It seems like forever ago, but it really wasn’t until April 2009 that Apple began offering iTunes downloads free from the shackles of DRM. Prior to that, downloaded songs were only playable on iPods, effectively tying consumers who used iTunes for music downloads to Apple hardware. This understandably irritated some consumers who wanted to enjoy the iTunes Music Store yet who preferred MP3 players that didn’t come from Cupertino.
This irritation was not alleviated by the fact that Apple was only able to secure the right to sell music downloads if it shrouded songs in DRM. Nor was this irritation lessened by a work-around wherein users could burn downloaded songs to a CD and rip them back DRM-free. And, of course, this irritation was only exacerbated by the fact that Apple’s DRM, called FairPlay, also prevented Apple’s lineup of iPods from playing songs purchased from competing online music stores.
So in 2005, Thomas Slattery filed a lawsuit in a California District Court alleging that Apple was in violation of antitrust laws. Slattery’s complaint read in part, “Apple has turned an open and interactive standard into an artifice that prevents consumers from using the portable hard drive digital music player of their choice.”
Now, six years later, US Magistrate Judge Howard R. Lloyd has given the the prosecution the go-ahead to conduct a limited deposition of Apple CEO Steve Jobs. Slattery’s attorneys sought to widen the scope of their deposition to include questions pertaining to Apple’s refusal to license their proprietary FairPlay technology, but Lloyd deemed it to broad. Instead, Jobs’ deposition cannot exceed two hours and must be limited to an October 2004 software update to FairPlay that rendered music files downloaded from RealNetworks inoperable on the iPod.
While deposing CEOs as prominent as Steve Jobs is rare (see below), Lloyd explained that “Jobs has unique, non-repetitive, firsthand knowledge about the issues at the center of the dispute over RealNetworks software.” The Plaintiffs in particular point to an AP article which states that RealNetworks’ CEO contacted Jobs in 2004 to ask about licensing FairPlay, only to be rebuffed by Jobs.
A number of similar antitrust lawsuits regarding iTunes DRM have been levied against Apple over the past few years, though most of those claims have since been dropped. The remaining active claims, of which Slattery’s lawsuit is a part of, have since been merged into one under the title, “The Apple iPod iTunes Antitrust Litigation.”
Jobs was originally supposed to be deposed in late 2010, but that was delayed presumably due to issues surrounding Jobs’ health. Jobs of course announced he was taking a leave of absence from Apple to tend to undisclosed medical issues. Apple, for what it’s worth, filed a number of motions seeking to prevent any deposition of Jobs at all, but came up short in that particular legal battle.

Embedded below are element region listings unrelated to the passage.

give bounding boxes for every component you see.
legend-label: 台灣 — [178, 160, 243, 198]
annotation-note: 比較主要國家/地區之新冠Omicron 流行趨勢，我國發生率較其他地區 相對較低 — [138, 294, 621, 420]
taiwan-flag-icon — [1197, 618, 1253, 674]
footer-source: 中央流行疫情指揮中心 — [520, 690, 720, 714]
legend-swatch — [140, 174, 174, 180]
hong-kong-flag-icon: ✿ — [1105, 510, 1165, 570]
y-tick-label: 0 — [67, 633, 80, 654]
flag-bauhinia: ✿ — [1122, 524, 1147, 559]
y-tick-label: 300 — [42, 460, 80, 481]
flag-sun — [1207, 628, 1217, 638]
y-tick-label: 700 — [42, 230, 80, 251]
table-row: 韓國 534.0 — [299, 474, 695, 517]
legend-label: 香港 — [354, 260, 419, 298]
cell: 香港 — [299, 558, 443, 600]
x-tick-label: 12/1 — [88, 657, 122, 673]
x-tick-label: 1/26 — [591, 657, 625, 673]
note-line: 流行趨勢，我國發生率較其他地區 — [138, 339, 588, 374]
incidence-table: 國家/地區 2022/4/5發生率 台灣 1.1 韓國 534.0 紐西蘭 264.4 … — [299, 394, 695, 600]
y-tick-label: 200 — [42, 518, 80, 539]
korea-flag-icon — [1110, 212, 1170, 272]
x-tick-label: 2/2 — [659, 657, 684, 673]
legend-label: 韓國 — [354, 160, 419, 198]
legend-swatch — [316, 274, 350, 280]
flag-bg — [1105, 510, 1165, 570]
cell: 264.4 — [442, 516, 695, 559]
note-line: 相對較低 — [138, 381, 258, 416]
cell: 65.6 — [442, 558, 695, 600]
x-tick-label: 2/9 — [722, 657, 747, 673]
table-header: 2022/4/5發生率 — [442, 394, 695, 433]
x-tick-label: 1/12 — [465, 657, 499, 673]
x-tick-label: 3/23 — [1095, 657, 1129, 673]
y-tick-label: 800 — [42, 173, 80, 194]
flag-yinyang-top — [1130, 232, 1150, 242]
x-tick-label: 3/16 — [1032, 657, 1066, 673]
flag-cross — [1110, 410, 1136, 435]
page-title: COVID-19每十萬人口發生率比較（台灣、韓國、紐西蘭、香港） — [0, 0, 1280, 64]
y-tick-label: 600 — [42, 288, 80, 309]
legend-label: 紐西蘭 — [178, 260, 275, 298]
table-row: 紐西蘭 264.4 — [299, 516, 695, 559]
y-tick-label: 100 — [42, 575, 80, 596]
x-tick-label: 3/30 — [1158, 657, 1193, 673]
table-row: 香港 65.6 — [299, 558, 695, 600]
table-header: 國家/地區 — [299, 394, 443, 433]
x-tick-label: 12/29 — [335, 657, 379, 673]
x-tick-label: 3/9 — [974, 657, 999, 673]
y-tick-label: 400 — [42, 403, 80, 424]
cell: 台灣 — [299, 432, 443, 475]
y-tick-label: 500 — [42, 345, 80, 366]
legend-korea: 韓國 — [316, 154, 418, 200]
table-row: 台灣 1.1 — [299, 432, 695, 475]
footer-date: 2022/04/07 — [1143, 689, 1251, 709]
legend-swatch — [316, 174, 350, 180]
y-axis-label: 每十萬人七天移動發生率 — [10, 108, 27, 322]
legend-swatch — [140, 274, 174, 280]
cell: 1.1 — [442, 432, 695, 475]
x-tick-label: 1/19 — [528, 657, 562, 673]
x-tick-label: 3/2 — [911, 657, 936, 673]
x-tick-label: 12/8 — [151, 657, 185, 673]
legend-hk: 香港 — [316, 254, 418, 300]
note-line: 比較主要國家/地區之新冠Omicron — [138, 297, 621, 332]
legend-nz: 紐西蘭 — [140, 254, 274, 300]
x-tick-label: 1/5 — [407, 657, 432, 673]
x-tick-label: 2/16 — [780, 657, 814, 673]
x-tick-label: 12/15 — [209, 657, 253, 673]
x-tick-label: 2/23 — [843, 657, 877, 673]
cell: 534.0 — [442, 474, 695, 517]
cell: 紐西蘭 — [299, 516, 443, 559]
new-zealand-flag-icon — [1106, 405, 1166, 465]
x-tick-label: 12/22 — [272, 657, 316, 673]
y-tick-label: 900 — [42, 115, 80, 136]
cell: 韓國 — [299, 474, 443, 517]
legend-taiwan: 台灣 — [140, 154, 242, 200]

Legally, the Plaintiffs in this case can only depose Jobs if they can prove that he possesses information that is not available from other sources. Apple maintains that Jobs does not have “unique or superior” knowledge with respect to any relevant issue.
In a memo filed on January 18, 2011, Apple’s legal team wrote:
Unable to show that the testimony of Apple’s other witnesses was inadequate, Plaintiffs sifted through the more than one million pages of documents Apple produced in discovery and could point to only a small handful of documents – two articles by PC World and the Associated Press, five emails, and an essay entitled “Thoughts on Music” by Mr. Jobs – as putative support for their theory that Mr. Jobs “was likely the architect of the exclusionary policies that are at issue.” A review of these documents reveals that Plaintiffs have mischaracterized Mr. Jobs’ involvement in any relevant conduct. Plaintiffs inability to identify any meaningful evidence after six years of litigation rebuts their sweeping characterizations of Mr. Jobs as “central” to this case.
So again, it’s not that Apple is disputing that Jobs was aware of the dynamics behind Apple’s FairPlay strategy, it’s asserting that Plaintiffs can just as easily derive the information they’re looking for from other Apple executives. Jobs, Apple argues, should therefore be exempt. Indeed, the law provides legal protection for high-ranking corporate executives in such scenarios with what is known as the Apex deposition doctrine. The impetus behind the Apex doctrine was to prevent opposing parties from conducting aggressive and perhaps uncomfortable depositions as a means to “extort settlement, and to elicit testimony from a high-ranking officer which is not particularly relevant to the matters at issue.”
Apple also maintains that its refusal to license FairPlay to RealNetworks is not relevant to Plaintiffs original claims of anti-trust behavior. The Court, however, disagrees and for reasons that might become more clear as this case moves forwards, maintains that Jobs possesses unique knowledge about Apple’s DRM strategy and its reluctance to license its proprietary DRM technology.